The rise and fall of Dream Street

As I wrote in an earlier blog post, adventures with Crystal always bring back childhood memories. Unfortunately, most of said recollections are embarrassing in some way. During her short D.C. visit, we discussed our junior high obsession with Dream Street, a boy band that peaked in 2002:

In case you missed it, the group’s greatest hit was “It Happens Every Time,” which, according to Crystal, is the kid-friendly version of “Jizz in My Pants”:

During the summer before eighth grade, Crystal, Nikita, and I talked nonstop about Dream Street. Having pined for older pop stars like Justin Timberlake, Lance Bass, and Nick Lachey, we were ready to have celebrity crushes on peers. Judging by their high pitched voices, short stature, and lanky figures, it seemed the Dream Street kids were thirteen as well, but we soon learned they were 15, 16, and even 17. Believing the age gap lowered our already impossible chances of dating these boys, Nikita screamed, “I HATE THIS WORLD!”

We loved Dream Street regardless, especially lead singer Chris, whom I planned to marry.

Though my parents pleaded with me to stop transporting Chris’s picture with me everywhere, I told them I’d have a shot to win him over in good time. Oddly enough, I was correct. In the middle of August, Dream Street traveled to the Santa Cruz Beach Boardwalk to perform a free concert. Crystal and Nikita could attend but my family had already planned a southern California trip, so I was unable to tag along with my lucky best friends. I begged my mom to cancel our flight, as I would be missing out on the opportunity of a lifetime, but she reminded me that we would be going to Disneyland.

“But mom, I was born in L.A.! I have seen enough of that awful place,” I said.

I grudgingly joined my family on the so Cal trip as my close pals saw Dream Street’s show. For days, Crystal reveled in the glory of getting Chris to smile directly at her. She wore a purple tank top that day and was convinced her shirt choice caught his eye. The girls had a blast aside from getting into a tiff with three grown women who flaunted Dream Street tramp stamps. If I decided to lead a lazy, unambitious life from here on out, at least I never got a Dream Street tattoo. If anything is grounds for a death wish, it’s that.

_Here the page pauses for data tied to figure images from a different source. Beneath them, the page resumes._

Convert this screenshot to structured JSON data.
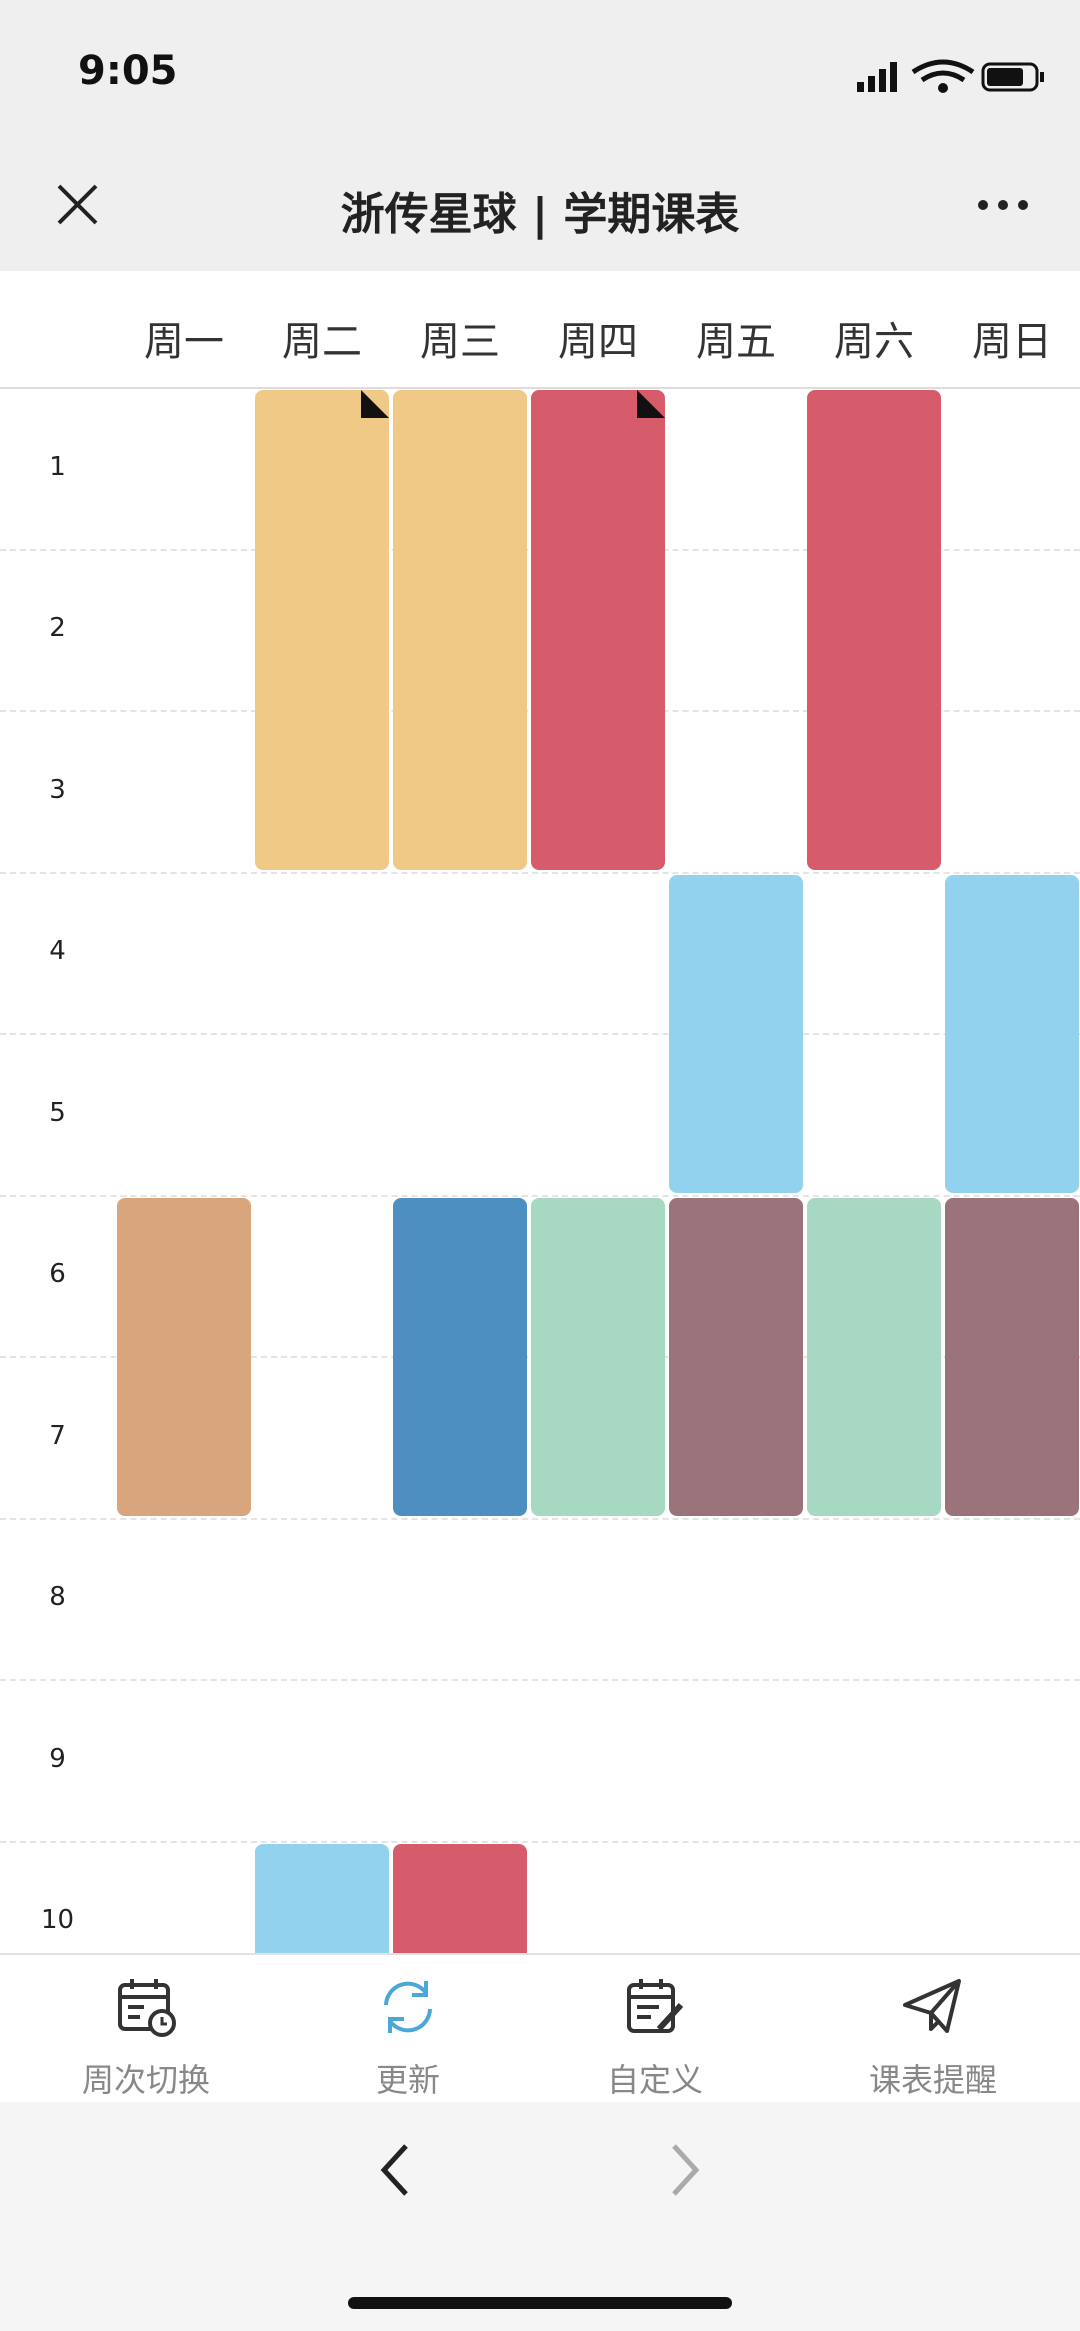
{
  "status": {
    "time": "9:05"
  },
  "header": {
    "title": "浙传星球 | 学期课表"
  },
  "days": [
    "周一",
    "周二",
    "周三",
    "周四",
    "周五",
    "周六",
    "周日"
  ],
  "periods": [
    1,
    2,
    3,
    4,
    5,
    6,
    7,
    8,
    9,
    10
  ],
  "courses": [
    {
      "day": "周二",
      "start": 1,
      "end": 3,
      "color": "#f0c987",
      "flag": true
    },
    {
      "day": "周三",
      "start": 1,
      "end": 3,
      "color": "#f0c987",
      "flag": false
    },
    {
      "day": "周四",
      "start": 1,
      "end": 3,
      "color": "#d65c6c",
      "flag": true
    },
    {
      "day": "周六",
      "start": 1,
      "end": 3,
      "color": "#d65c6c",
      "flag": false
    },
    {
      "day": "周五",
      "start": 4,
      "end": 5,
      "color": "#93d2ee",
      "flag": false
    },
    {
      "day": "周日",
      "start": 4,
      "end": 5,
      "color": "#93d2ee",
      "flag": false
    },
    {
      "day": "周一",
      "start": 6,
      "end": 7,
      "color": "#d9a57c",
      "flag": false
    },
    {
      "day": "周三",
      "start": 6,
      "end": 7,
      "color": "#4e8fc2",
      "flag": false
    },
    {
      "day": "周四",
      "start": 6,
      "end": 7,
      "color": "#a6d8c2",
      "flag": false
    },
    {
      "day": "周五",
      "start": 6,
      "end": 7,
      "color": "#9b737a",
      "flag": false
    },
    {
      "day": "周六",
      "start": 6,
      "end": 7,
      "color": "#a6d8c2",
      "flag": false
    },
    {
      "day": "周日",
      "start": 6,
      "end": 7,
      "color": "#9b737a",
      "flag": false
    },
    {
      "day": "周二",
      "start": 10,
      "end": 10,
      "color": "#93d2ee",
      "flag": false
    },
    {
      "day": "周三",
      "start": 10,
      "end": 10,
      "color": "#d65c6c",
      "flag": false
    }
  ],
  "toolbar": [
    {
      "label": "周次切换",
      "icon": "calendar-clock",
      "active": false
    },
    {
      "label": "更新",
      "icon": "refresh",
      "active": true
    },
    {
      "label": "自定义",
      "icon": "calendar-edit",
      "active": false
    },
    {
      "label": "课表提醒",
      "icon": "send",
      "active": false
    }
  ]
}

I continued to fawn over Dream Street in eighth grade, but my friends were quick to move on from our fantasy romances. I explained to my friends that celebrity crushes were all I would ever have, as none of my male classmates would go near the unpopular, stringy haired ginger with a ten-foot pole. Chris Trousdale was my only hope for true love, I argued. He couldn’t even reject me because we’d never cross paths.

But as we all know, one-sided affection always burns out. Chris had no idea I existed, so I needed to give the real world a try and hang around the neighborhood skateboarder dudes. It didn’t take long for me to jump from Chris to “Life as a House” heartthrob Hayden Christensen, who appeared in the 2002 box office disaster, “Star Wars Episode II: Attack of the Clones.” Crystal was disturbed that I still clung to the false sense of security of a celeb infatuation, but my parents assumed I’d outgrow the desire in time.

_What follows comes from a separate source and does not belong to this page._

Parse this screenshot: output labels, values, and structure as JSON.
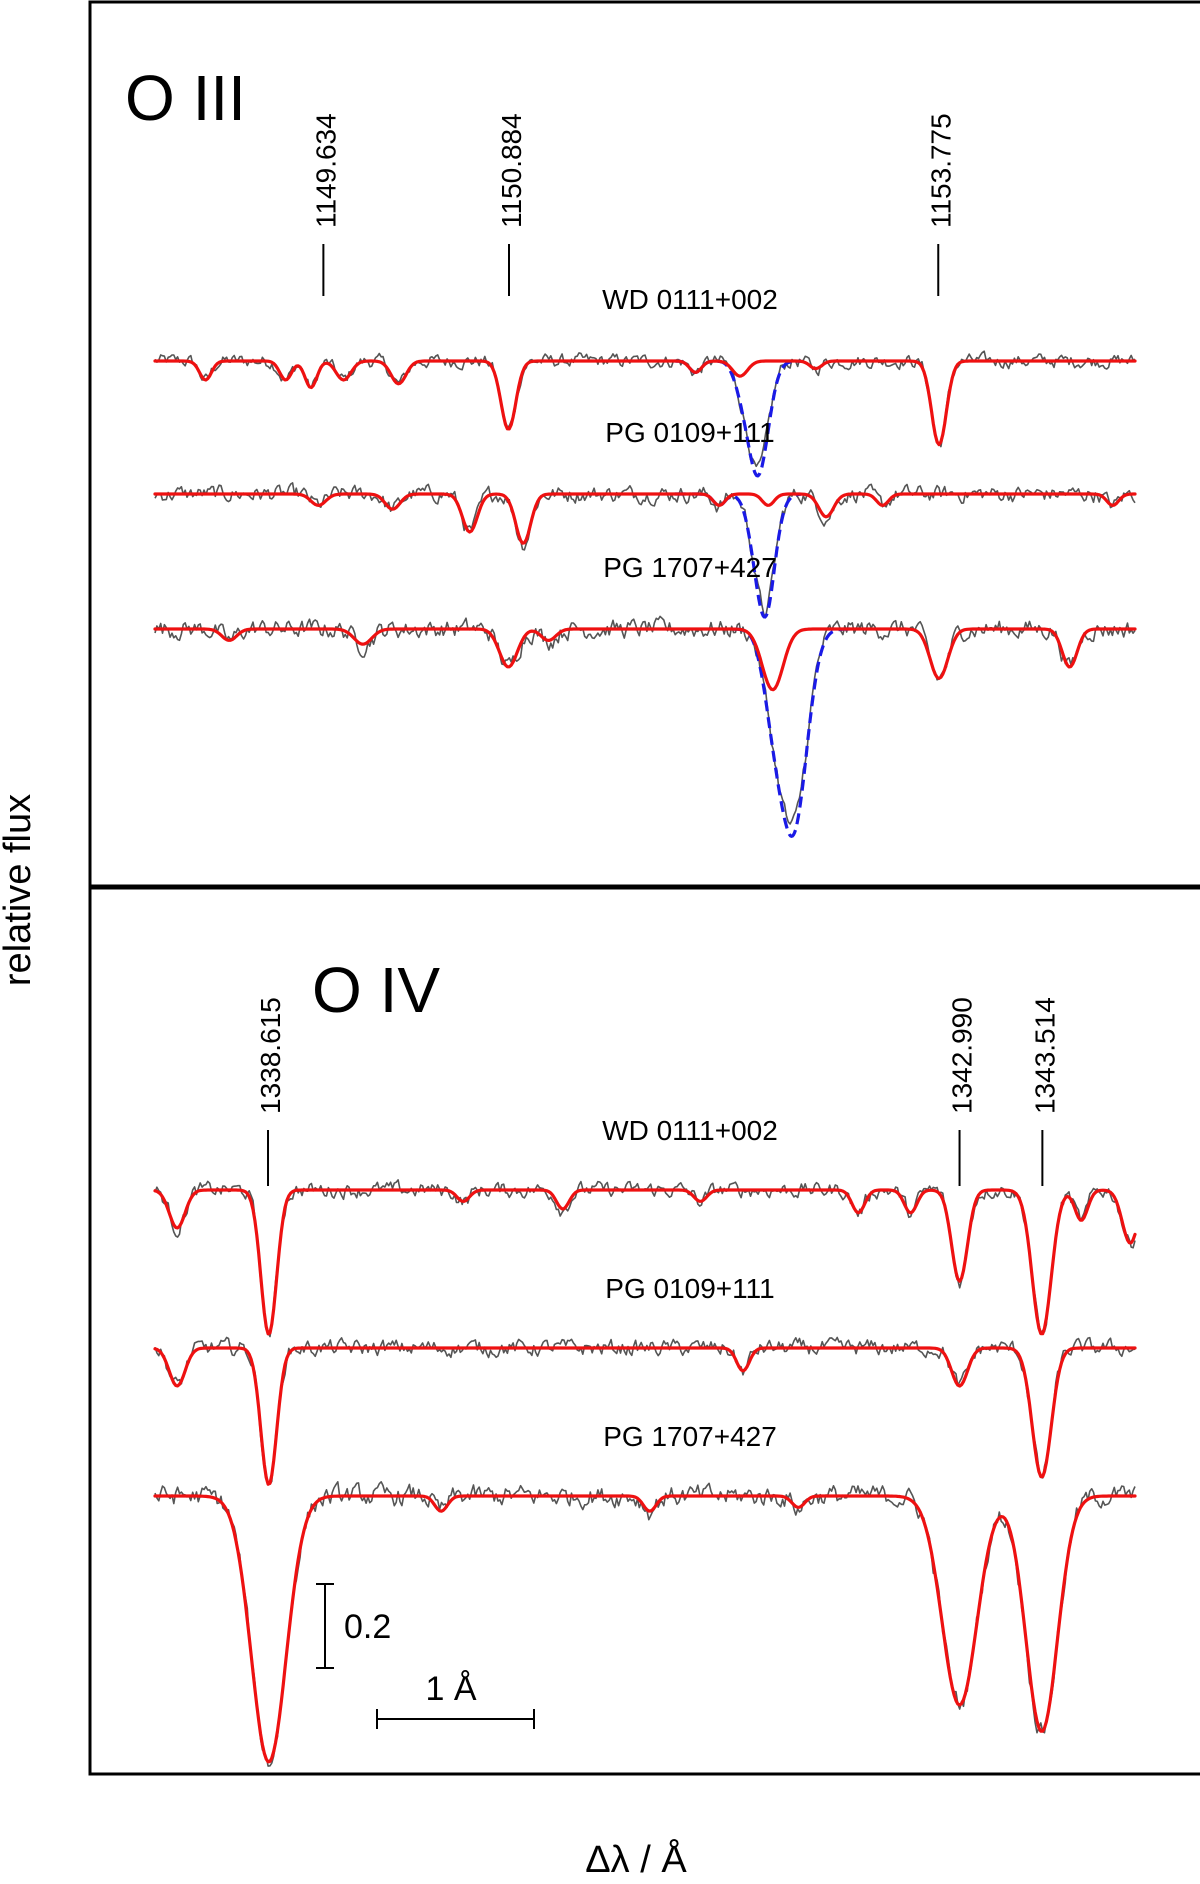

In 2002, a Dream Street movie called, “The Biggest Fan” was released. By that point, my friends and I had no desire to see the film, so it’s astounding that Crystal and I watched it on YouTube the other night, ten years later. It doesn’t get any worse than this flick, which overestimates Chris’s fame. “The Biggest Fan” follows a hardcore Dream Street fan named Debbie, who inadvertently ends up housing superstar Chris for several days. After a concert in southern California one evening, Chris deliriously drives to a random girl’s home, breaks into her room, and climbs into bed with her. She ends up hiding him out for a while so he can avoid his pop sensation existence:

The dialogue is painful, adults dimwitted, and characters one-dimensional. Old men smoke opium at the police station, a hefty biker dude has a useless anxiety attack about Dream Street, and it’s unclear whether the cops are from the Midwest or Canada. Crystal and I definitely laughed throughout the teen comedy, which is available in full on YouTube.

“YouTube could face a copyright infringement lawsuit, but this movie wouldn’t be worth the trouble,” Crystal said.

Six years after this movie came out, Chris and “Biggest Fan” castmate Kaila Amariah starred in “Seducing Spirits,” which appears to be D-list wannabe porn:

I broke up with Dream Street a long time ago, but the band is responsible for many irreplaceable childhood laughs and memories. It’s likely that Chris was gay, as he wore lip gloss and dressed like a Chip n’ Dales dancer, but more power to him either way!